O químico Ernest Beaux usou nada menos que oitenta substâncias – incluindo flores raras do oriente e essência do pau-rosa, árvore tropical ameaçada de extinção – para satisfazer as exigências de Chanel. Há quem diga que o número da sorte de Gabrielle era 5, por isso foi escolhido. Distribuído em frascos de um design simples, revolucionou a indústria de perfumaria.
Construção do império Chanel
A história da maison teve início em 1910. No café onde ganhou seu apelido, na cidade de Moulins, Gabrielle conheceu Etienne Balsan, um militar filho de pessoas importantes do ramo têxtil. Os jovens passaram a morar juntos em um luxuoso castelo, e tal envolvimento com o milionário levou-a a Paris e a inseriu na alta sociedade da capital francesa.
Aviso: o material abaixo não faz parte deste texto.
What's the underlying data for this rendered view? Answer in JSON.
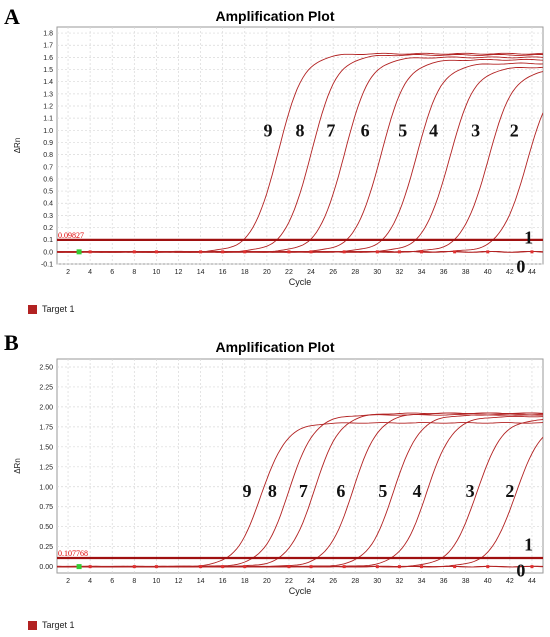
{
  "panels": [
    {
      "letter": "A",
      "title": "Amplification Plot",
      "legend_label": "Target 1",
      "threshold_label": "0.09827",
      "colors": {
        "curve": "#b22222",
        "threshold": "#a01010",
        "label": "#e00000",
        "grid": "#d8d8d8"
      },
      "chart_data": {
        "type": "line",
        "xlabel": "Cycle",
        "ylabel": "ΔRn",
        "xlim": [
          1,
          45
        ],
        "ylim": [
          -0.1,
          1.85
        ],
        "x_ticks": [
          2,
          4,
          6,
          8,
          10,
          12,
          14,
          16,
          18,
          20,
          22,
          24,
          26,
          28,
          30,
          32,
          34,
          36,
          38,
          40,
          42,
          44
        ],
        "y_ticks": [
          -0.1,
          0.0,
          0.1,
          0.2,
          0.3,
          0.4,
          0.5,
          0.6,
          0.7,
          0.8,
          0.9,
          1.0,
          1.1,
          1.2,
          1.3,
          1.4,
          1.5,
          1.6,
          1.7,
          1.8
        ],
        "y_tick_labels": [
          "-0.1",
          "0.0",
          "0.1",
          "0.2",
          "0.3",
          "0.4",
          "0.5",
          "0.6",
          "0.7",
          "0.8",
          "0.9",
          "1.0",
          "1.1",
          "1.2",
          "1.3",
          "1.4",
          "1.5",
          "1.6",
          "1.7",
          "1.8"
        ],
        "threshold": 0.09827,
        "grid": true,
        "legend_position": "bottom-left",
        "series": [
          {
            "label": "9",
            "midpoint": 21.0,
            "plateau": 1.63,
            "label_at": [
              20.1,
              1.0
            ]
          },
          {
            "label": "8",
            "midpoint": 24.0,
            "plateau": 1.62,
            "label_at": [
              23.0,
              1.0
            ]
          },
          {
            "label": "7",
            "midpoint": 27.0,
            "plateau": 1.6,
            "label_at": [
              25.8,
              1.0
            ]
          },
          {
            "label": "6",
            "midpoint": 30.3,
            "plateau": 1.58,
            "label_at": [
              28.9,
              1.0
            ]
          },
          {
            "label": "5",
            "midpoint": 33.5,
            "plateau": 1.55,
            "label_at": [
              32.3,
              1.0
            ]
          },
          {
            "label": "4",
            "midpoint": 36.5,
            "plateau": 1.52,
            "label_at": [
              35.1,
              1.0
            ]
          },
          {
            "label": "3",
            "midpoint": 40.0,
            "plateau": 1.5,
            "label_at": [
              38.9,
              1.0
            ]
          },
          {
            "label": "2",
            "midpoint": 43.5,
            "plateau": 1.45,
            "label_at": [
              42.4,
              1.0
            ]
          },
          {
            "label": "1",
            "midpoint": 60.0,
            "plateau": 0.2,
            "label_at": [
              43.7,
              0.12
            ]
          },
          {
            "label": "0",
            "midpoint": 80.0,
            "plateau": 0.02,
            "label_at": [
              43.0,
              -0.12
            ]
          }
        ]
      }
    },
    {
      "letter": "B",
      "title": "Amplification Plot",
      "legend_label": "Target 1",
      "threshold_label": "0.107768",
      "colors": {
        "curve": "#b22222",
        "threshold": "#a01010",
        "label": "#e00000",
        "grid": "#d8d8d8"
      },
      "chart_data": {
        "type": "line",
        "xlabel": "Cycle",
        "ylabel": "ΔRn",
        "xlim": [
          1,
          45
        ],
        "ylim": [
          -0.08,
          2.6
        ],
        "x_ticks": [
          2,
          4,
          6,
          8,
          10,
          12,
          14,
          16,
          18,
          20,
          22,
          24,
          26,
          28,
          30,
          32,
          34,
          36,
          38,
          40,
          42,
          44
        ],
        "y_ticks": [
          0,
          0.25,
          0.5,
          0.75,
          1.0,
          1.25,
          1.5,
          1.75,
          2.0,
          2.25,
          2.5
        ],
        "y_tick_labels": [
          "0.00",
          "0.25",
          "0.50",
          "0.75",
          "1.00",
          "1.25",
          "1.50",
          "1.75",
          "2.00",
          "2.25",
          "2.50"
        ],
        "threshold": 0.107768,
        "grid": true,
        "legend_position": "bottom-left",
        "series": [
          {
            "label": "9",
            "midpoint": 19.5,
            "plateau": 1.8,
            "label_at": [
              18.2,
              0.95
            ]
          },
          {
            "label": "8",
            "midpoint": 22.0,
            "plateau": 1.9,
            "label_at": [
              20.5,
              0.95
            ]
          },
          {
            "label": "7",
            "midpoint": 24.3,
            "plateau": 1.92,
            "label_at": [
              23.3,
              0.95
            ]
          },
          {
            "label": "6",
            "midpoint": 27.8,
            "plateau": 1.92,
            "label_at": [
              26.7,
              0.95
            ]
          },
          {
            "label": "5",
            "midpoint": 31.5,
            "plateau": 1.9,
            "label_at": [
              30.5,
              0.95
            ]
          },
          {
            "label": "4",
            "midpoint": 34.5,
            "plateau": 1.88,
            "label_at": [
              33.6,
              0.95
            ]
          },
          {
            "label": "3",
            "midpoint": 39.0,
            "plateau": 1.85,
            "label_at": [
              38.4,
              0.95
            ]
          },
          {
            "label": "2",
            "midpoint": 42.5,
            "plateau": 1.8,
            "label_at": [
              42.0,
              0.95
            ]
          },
          {
            "label": "1",
            "midpoint": 52.0,
            "plateau": 0.9,
            "label_at": [
              43.7,
              0.28
            ]
          },
          {
            "label": "0",
            "midpoint": 80.0,
            "plateau": 0.02,
            "label_at": [
              43.0,
              -0.05
            ]
          }
        ]
      }
    }
  ]
}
Apesar de viver com o militar Balsan, eles nunca oficializaram a união – algo que parecia absurdo em uma sociedade aristocrata. Um outro detalhe foi ainda mais polêmico: Coco tinha alguns amantes, entre eles, o jovem jogador de pólo britânico Arthur Capel, mais conhecido como Boy Capel.
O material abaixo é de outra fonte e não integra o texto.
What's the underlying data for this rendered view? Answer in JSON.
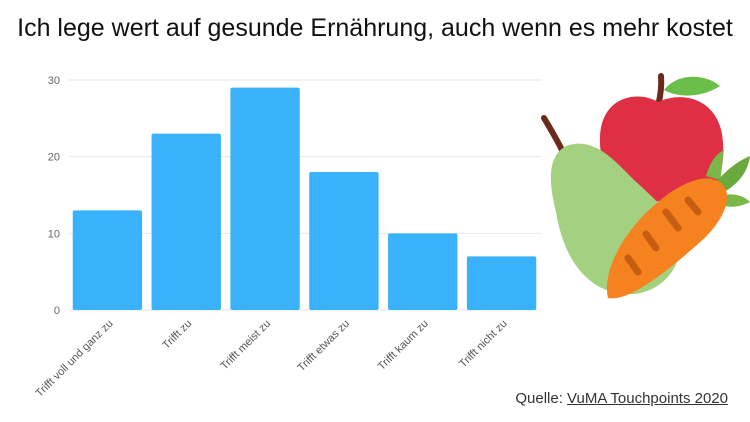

Muitos apostam que Boy foi o grande amor da vida da estilista. Seja verdade ou não, fato é que com a ajuda de Capel Coco conseguiu montar a sua primeira loja de chapéus: a Chanel Modes. O ano era 1910 e o local, o piso térreo de um edifício em Paris.
Os chapéus de palha que não saíam da cabeça de Mademoiselle passaram a ser muito procurados por muitas mulheres. A simplicidade combinada à elegância dos acessórios criou uma verdadeira tendência que logo foi vestida por toda Paris – tal estilo minimalista chamou a atenção, inclusive, da finíssima sociedade parisiense.
Quando os canotiers, nome desses chapeuzinhos, estrelaram uma página inteira da influente revista Les Modes, e Chanel assinou o penteado e os chapéus da atriz francesa mais famosa da época, Gabrielle Dorziat, veio a consagração. Foram os empurrões decisivos para, em 1911, a modista abandonar o pequeno estúdio e abrir sua clássica loja, no número 31 da rue Cambon, paralela ao famosíssimo Faubourg Saint Honoré, a alameda parisiense das grandes grifes.
Chanel Rue Cambon 31, um ponto turístico em Paris
A partir desse ponto, Coco deslanchou. Em quatro anos abriu mais duas boutiques, uma na cidade de Deauville e outra também em Paris. Já nos primeiros anos de atuação, a marca se consolidou como uma potência no segmento de moda.
Durante a Primeira Guerra Mundial, que teve início em 1914, Gabrielle Chanel Modas foi a única loja a permanecer aberta em Deauville. Em uma época de austeridade, ostentar vestidos extremamente sofisticados não era prioridade. Brilhantemente, a etiqueta minimalista de Chanel atendia a essas novas necessidades. No ano de 1915, apenas cinco anos após o lançamento, a marca já contava com um contingente de aproximadamente 300 colaboradores.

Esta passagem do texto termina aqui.